Öğrenci grupları içindeki etkileşim aslında Vygotsky’nın psikoloji modelinin öğrenme modeline uygulanmasıdır. Her zaman grup tartışmaları ve işbirlikli öğrenme durumları öğrencilere, kendi anladıklarını açıklama, anlatma fırsatı verir, diğer insanlardan bu konu hakkında geribildirim almalarını sağlar.
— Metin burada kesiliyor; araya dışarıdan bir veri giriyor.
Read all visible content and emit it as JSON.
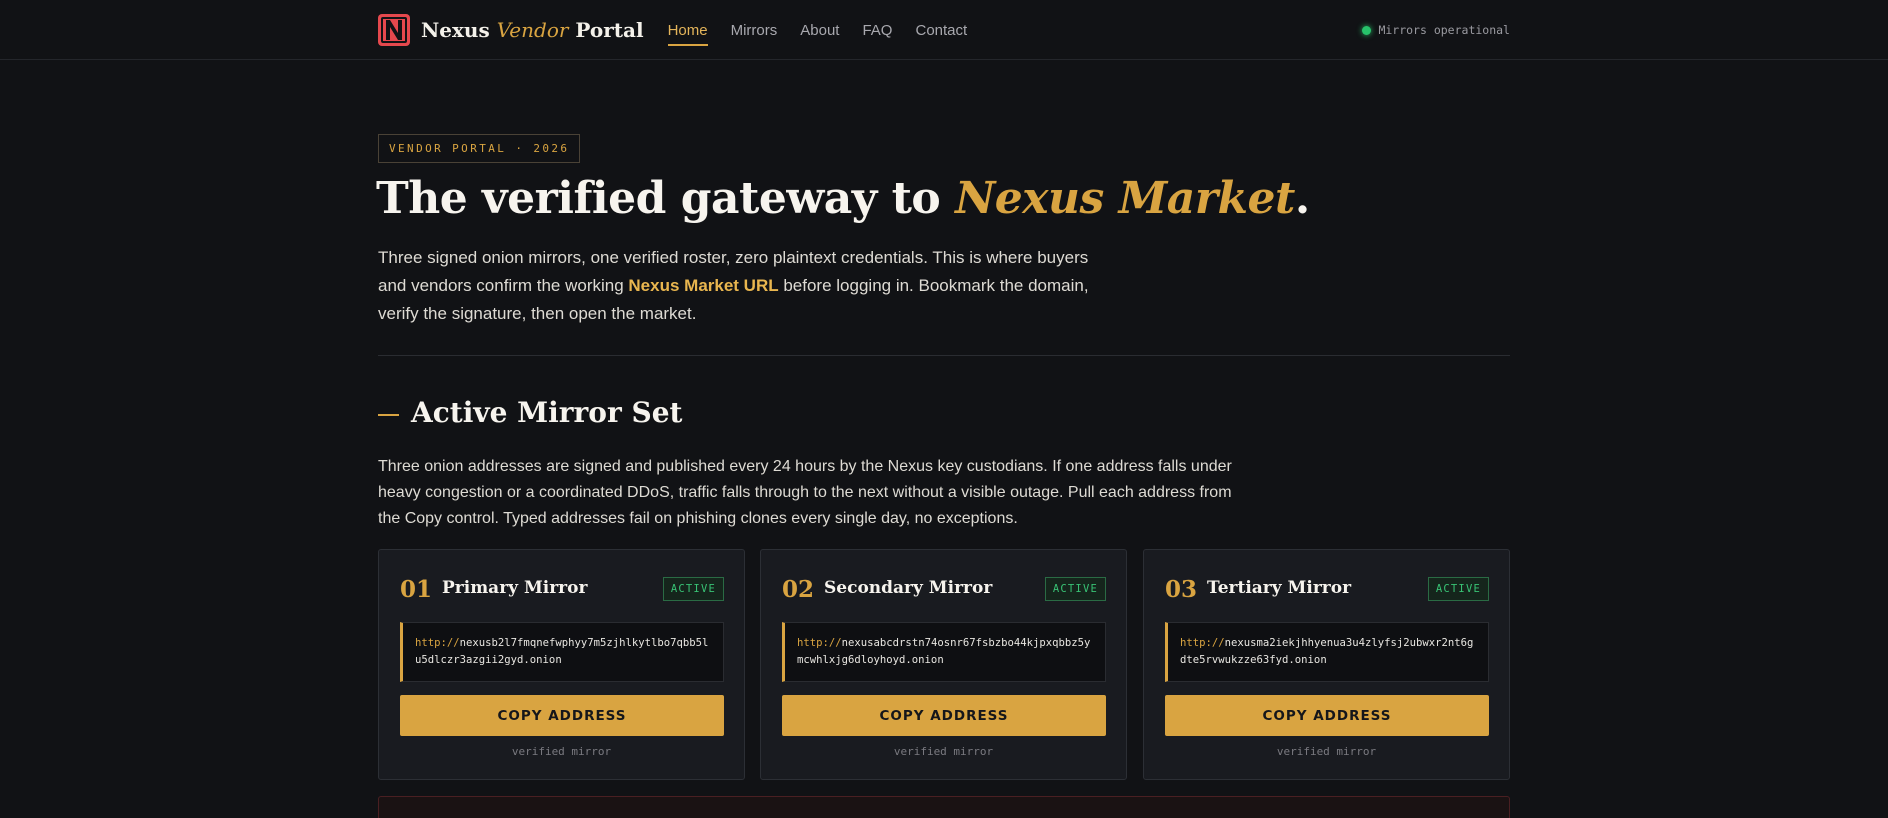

Değerlendirme (Evaluate) en son aşamadır. Öğretmen, bu aşamada öğrencilerin öğrendiklerini daha resmi olarak değerlendirebilir. En önemli şey, öğrencilerin geribildirim almak zorunda olduğu gerçeğidir. Resmi olmayan değerlendirme daha dersin başından itibaren yapılabilir; ama her zaman öğretmen ancak genişletme fazının bitmesinden sonra resmi bir değerlendirme yapabilir. Her aşamada tabii ki teknik bir eğitimsel durum için öğretmenler öğrencinin öğrendiği şeyleri değerlendirmek zorundadır. Bu fazda öğretmenler testler verebilir, performans değerlendirmesi için etkinlikler verebilir, her öğrencinin anlama seviyesini ancak böyle değerlendirebilir. Ayrıca öğrenciler için de kendi yeteneklerini kullanmak, öğrendikleri kavramları kullanmak ve kendi anlama seviyelerini göstermek için bir olanak sunulmuş olur. Bu model için söylenecek en önemli nokta, her zaman öğrencilere kendilerini göstermeleri ve bilimi öğrenebilmeleri için yeterli olanağın sağlanmasıdır. Bu faz, öğrencilerin kendi anlama seviyelerini değerlendirmeleri açısından önemlidir; öğrenciler kendi yeteneklerini ve anlama seviyelerini görürler. Ayrıca öğretmenler için de öğrencilerin gelişimini değerlendirmek, eğitimsel amaçlarını sağlayıp sağlamadığını görmeleri açısından önemlidir.

(12)

Öğrenme halkasının uygulandığı, araştırıldığı ve rafine edildiği yıllar içerisinde bazı uygulayıcılar bu üç aşamalı halkayı bir önceki bölümde ifade edildiği üzere beş faza dönüştürmüşlerdir. Son yıllarda da bu revizyon devam etmiş ve Bybee (2003), Eisenkraft (2003) tarafından geliştirilerek 7E olarak tekrar yorumlanmıştır. Her iki araştırmacı temelde aynı düşünceler çerçevesinde birleşmiş, fakat bazı aşamaları özellikle vurgulamış ve yorumlamıştır.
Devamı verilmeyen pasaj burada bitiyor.